# mit open courseware vs studying at a uni



## huggoo (Jan 20, 2012)

hi Guys,

First of all, please accept my congratulations on a great forum made. Really helpful for people migrating to Au.

My aussie wife and I are migrating soon to Au, depending on when my partner visa gets approved. I work as an r&d engineer in the netherlands and want to study further in engineering / business to gain more knowledge. While we've only been married 2.5 years, I dont expect to get a pr straight away. This means that I would have to fork out 30k aud to study a year. 

Im considering whether its worth spending 30k aud to study for a year versus learning from a free online source e.g. open courseware from mit. Doing a degree does not garauntee that doors will open during a job search.

pros of following an online free source like open courseware / your own books instead of being enrolled at a university: 
1. you can explore what areas you are interested in without the initial financial investment.
2. you can literally create your own study plan without any constraints, finishing when you want.

Cons of following an online source instead of being enrolled at a university:
1. if you need some help in understanding content, it might be difficult to get hold of an expert.

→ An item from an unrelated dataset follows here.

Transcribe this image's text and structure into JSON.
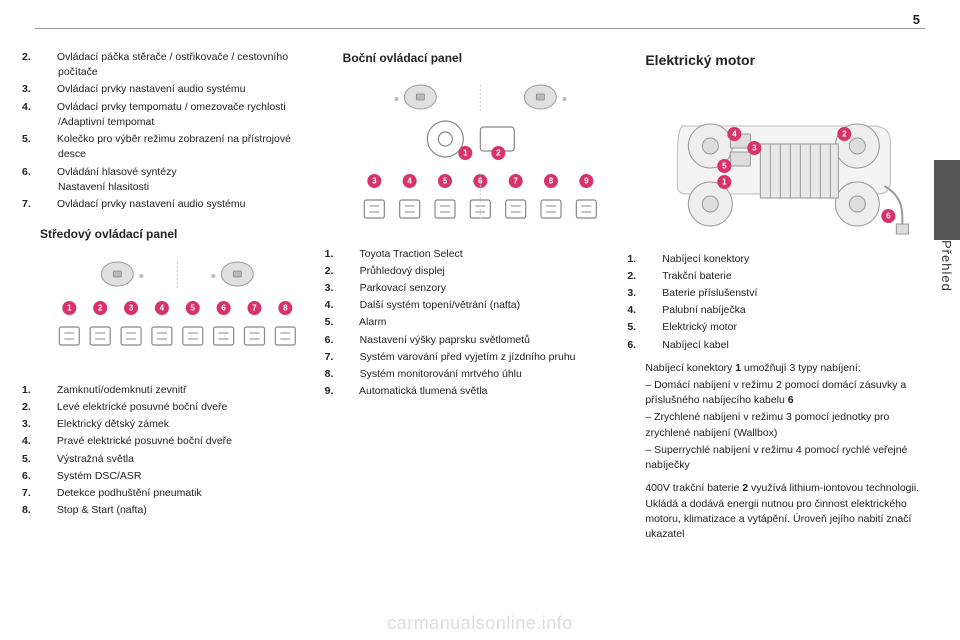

Study groups in ocw seems to be not bad in asking questions online though.
2. there is no paper qualification, which may be to your disadvantage when looking for a job. (Although as an employer I would like to think that studying on your own shows more initiative and discipline on your part).

While I would happily study for free, the reality of life is that we have to earn to put bread on the table!  Im inclined to think now that it may be better for a person thinking of studying to do some initial exploration (if he / she is not sure of what to study) online during the first few months in australia. A degree, in my opinion, should be committed to, once it is clear that one is definitely interested in that area and there are clear prospects in australia for a graduate in that field. 

Im very curious to know what you guys would do / are planning to do?


----------